Researchers have long debated whether human migration out of Africa was spurred by climate changes that forced the early humans to move along or by technological innovation that let them take advantage of new possibilities; now a new analysis of stone tools from southern Africa is lending support to the latter camp. Researchers determined that two types of tools were developed during the crucial age from 60,000 to 80,000 years ago when modern humans began to move towards new regions of the globe. Researchers examined tools from nine sites in South Africa, Namibia, and Lesotho. The sophisticated Still Bay tools were made from hard, fine-grained rock called silcrete, and were fashioned between 71,000 and 71,900 years ago. The Howieson's Poort implements were made between 59,500 and 64,800 years ago, and were composed of chipped silcrete rock attached to wood shafts to form weapons.
Comparing these dates with palaeoenvironmental records failed to turn up a close correlation between the industries and dramatic climatic changes, [lead researcher Zenobia] Jacobs says. "We see no consistent pattern between the timing of these industries and major climatic changes" [Nature News].
The study, published in Science [subscription required], doesn't definitely prove that the tools gave early humans the capacity to expand northward through Africa, and beyond to the Middle East.
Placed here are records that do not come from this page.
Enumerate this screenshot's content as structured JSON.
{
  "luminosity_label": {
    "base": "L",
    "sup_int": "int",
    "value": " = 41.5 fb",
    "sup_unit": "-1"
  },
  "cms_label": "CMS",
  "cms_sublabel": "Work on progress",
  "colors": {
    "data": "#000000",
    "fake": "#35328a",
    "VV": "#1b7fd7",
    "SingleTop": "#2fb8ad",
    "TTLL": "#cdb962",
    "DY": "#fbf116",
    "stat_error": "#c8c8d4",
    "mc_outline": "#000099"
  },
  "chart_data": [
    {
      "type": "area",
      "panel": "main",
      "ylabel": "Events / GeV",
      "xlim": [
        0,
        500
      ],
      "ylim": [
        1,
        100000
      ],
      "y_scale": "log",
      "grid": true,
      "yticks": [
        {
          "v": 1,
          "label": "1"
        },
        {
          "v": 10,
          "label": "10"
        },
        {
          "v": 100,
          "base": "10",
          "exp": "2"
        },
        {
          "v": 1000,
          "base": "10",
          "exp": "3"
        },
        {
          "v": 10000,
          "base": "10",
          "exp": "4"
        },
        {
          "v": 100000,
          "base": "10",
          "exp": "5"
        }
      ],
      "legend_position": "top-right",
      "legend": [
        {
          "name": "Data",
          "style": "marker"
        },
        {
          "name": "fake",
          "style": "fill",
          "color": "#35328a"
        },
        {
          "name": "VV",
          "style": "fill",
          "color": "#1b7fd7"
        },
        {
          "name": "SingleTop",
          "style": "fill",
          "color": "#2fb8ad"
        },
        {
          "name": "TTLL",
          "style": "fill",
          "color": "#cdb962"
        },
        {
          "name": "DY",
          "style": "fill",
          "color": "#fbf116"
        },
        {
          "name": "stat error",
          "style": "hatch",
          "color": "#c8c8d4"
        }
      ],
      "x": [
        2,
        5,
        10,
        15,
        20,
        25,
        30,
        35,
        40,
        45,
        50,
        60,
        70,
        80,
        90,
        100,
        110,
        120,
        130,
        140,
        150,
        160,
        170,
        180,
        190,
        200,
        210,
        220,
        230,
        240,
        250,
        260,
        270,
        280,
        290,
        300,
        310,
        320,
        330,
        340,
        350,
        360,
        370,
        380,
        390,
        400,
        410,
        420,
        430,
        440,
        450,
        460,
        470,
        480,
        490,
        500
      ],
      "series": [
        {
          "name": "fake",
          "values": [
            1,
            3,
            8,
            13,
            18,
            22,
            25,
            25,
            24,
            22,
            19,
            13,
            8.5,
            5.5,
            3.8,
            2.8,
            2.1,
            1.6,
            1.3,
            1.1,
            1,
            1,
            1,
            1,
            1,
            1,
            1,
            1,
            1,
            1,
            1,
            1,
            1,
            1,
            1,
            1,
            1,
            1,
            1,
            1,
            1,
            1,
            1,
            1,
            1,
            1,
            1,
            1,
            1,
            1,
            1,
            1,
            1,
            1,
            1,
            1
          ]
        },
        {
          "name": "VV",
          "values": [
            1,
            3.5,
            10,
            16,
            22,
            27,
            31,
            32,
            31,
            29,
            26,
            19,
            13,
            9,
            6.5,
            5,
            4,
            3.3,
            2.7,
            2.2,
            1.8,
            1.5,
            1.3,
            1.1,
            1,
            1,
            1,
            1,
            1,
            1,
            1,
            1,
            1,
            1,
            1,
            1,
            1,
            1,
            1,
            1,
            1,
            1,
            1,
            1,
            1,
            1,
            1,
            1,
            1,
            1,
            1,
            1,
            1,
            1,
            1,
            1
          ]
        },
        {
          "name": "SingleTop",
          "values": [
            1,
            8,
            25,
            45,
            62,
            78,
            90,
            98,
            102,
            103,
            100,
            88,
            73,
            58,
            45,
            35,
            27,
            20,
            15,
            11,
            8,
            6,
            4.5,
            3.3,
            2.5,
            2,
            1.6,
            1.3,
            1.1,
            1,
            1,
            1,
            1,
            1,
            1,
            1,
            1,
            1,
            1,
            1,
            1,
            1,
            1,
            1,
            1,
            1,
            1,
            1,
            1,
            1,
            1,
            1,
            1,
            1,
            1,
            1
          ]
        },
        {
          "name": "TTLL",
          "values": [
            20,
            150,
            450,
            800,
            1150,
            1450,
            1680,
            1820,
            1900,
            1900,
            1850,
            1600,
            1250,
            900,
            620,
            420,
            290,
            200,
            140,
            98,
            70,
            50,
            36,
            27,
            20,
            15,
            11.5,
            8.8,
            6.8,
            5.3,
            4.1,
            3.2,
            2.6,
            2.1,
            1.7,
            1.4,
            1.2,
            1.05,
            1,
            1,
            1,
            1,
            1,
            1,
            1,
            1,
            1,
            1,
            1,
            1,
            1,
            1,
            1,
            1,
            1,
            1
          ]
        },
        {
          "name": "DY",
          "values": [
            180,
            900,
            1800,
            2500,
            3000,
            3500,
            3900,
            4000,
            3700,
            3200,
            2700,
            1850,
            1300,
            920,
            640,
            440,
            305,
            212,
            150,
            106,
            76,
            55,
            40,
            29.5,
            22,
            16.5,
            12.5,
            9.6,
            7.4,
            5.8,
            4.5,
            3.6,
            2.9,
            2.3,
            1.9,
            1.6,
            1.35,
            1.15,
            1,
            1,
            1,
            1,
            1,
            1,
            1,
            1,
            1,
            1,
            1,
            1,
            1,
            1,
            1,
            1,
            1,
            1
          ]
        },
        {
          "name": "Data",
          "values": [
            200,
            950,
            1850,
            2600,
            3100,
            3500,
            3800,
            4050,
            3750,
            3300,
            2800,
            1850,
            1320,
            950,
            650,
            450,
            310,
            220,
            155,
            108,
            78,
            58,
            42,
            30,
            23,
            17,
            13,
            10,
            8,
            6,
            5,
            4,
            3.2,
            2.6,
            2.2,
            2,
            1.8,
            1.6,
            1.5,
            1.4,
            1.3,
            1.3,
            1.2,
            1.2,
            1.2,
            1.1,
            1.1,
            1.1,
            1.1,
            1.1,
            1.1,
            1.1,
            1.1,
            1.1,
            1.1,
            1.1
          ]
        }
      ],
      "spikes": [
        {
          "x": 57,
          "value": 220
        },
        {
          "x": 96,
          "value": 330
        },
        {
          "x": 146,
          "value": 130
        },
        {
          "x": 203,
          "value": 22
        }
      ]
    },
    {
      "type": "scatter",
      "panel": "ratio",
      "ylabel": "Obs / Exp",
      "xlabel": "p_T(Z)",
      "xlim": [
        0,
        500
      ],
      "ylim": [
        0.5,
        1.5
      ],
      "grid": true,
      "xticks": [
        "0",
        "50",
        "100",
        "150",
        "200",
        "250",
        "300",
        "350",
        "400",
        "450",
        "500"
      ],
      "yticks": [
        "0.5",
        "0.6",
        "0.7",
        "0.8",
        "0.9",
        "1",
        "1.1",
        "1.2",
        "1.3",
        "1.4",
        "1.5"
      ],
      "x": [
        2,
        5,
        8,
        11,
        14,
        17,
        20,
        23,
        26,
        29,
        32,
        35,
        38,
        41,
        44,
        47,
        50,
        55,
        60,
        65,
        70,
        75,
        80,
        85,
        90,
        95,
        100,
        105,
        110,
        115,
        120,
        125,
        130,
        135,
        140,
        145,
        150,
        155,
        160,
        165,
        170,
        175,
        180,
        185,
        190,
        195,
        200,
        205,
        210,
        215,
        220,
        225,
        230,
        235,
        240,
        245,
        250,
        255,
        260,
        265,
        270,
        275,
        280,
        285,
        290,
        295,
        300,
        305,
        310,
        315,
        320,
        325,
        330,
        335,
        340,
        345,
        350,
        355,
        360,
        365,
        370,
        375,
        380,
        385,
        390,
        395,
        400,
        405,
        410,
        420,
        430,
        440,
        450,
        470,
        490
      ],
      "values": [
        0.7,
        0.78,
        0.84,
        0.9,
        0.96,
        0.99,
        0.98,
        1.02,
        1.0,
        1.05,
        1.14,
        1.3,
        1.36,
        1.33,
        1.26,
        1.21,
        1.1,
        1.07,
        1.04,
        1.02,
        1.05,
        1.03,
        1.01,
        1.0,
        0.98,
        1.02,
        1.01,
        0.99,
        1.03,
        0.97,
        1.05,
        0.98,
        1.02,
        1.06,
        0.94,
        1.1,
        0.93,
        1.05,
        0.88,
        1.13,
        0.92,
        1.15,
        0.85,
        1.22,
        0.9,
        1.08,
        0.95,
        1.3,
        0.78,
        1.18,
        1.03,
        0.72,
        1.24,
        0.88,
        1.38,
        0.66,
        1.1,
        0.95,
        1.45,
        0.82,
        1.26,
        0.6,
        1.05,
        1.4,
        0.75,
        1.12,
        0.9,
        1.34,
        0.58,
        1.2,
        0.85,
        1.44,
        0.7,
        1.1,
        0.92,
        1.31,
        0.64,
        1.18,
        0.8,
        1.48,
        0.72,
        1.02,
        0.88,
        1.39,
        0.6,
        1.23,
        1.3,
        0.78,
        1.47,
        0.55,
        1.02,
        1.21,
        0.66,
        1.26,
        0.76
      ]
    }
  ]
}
"We see bursts of migration during a period with technological advances, so technology might have led to the migration," said Zenobia Jacobs.... Alternatively, migration may have spread new ideas and skills throughout various populations. "It's like the chicken-and-egg argument—did migration lead to innovation or did innovation stimulate migration?" Jacobs said [National Geographic News].
Jacobs says the innovation may also have been caused by a growing competition for resources as the human population in Africa expanded.
She says another argument against the idea that environment drives migration is that Homo sapiens was in Africa for over 100,000 years, through many ice ages, without migrating. "Nothing of that forced us to move anywhere. We just happily stayed within Africa," she says [ABC Science].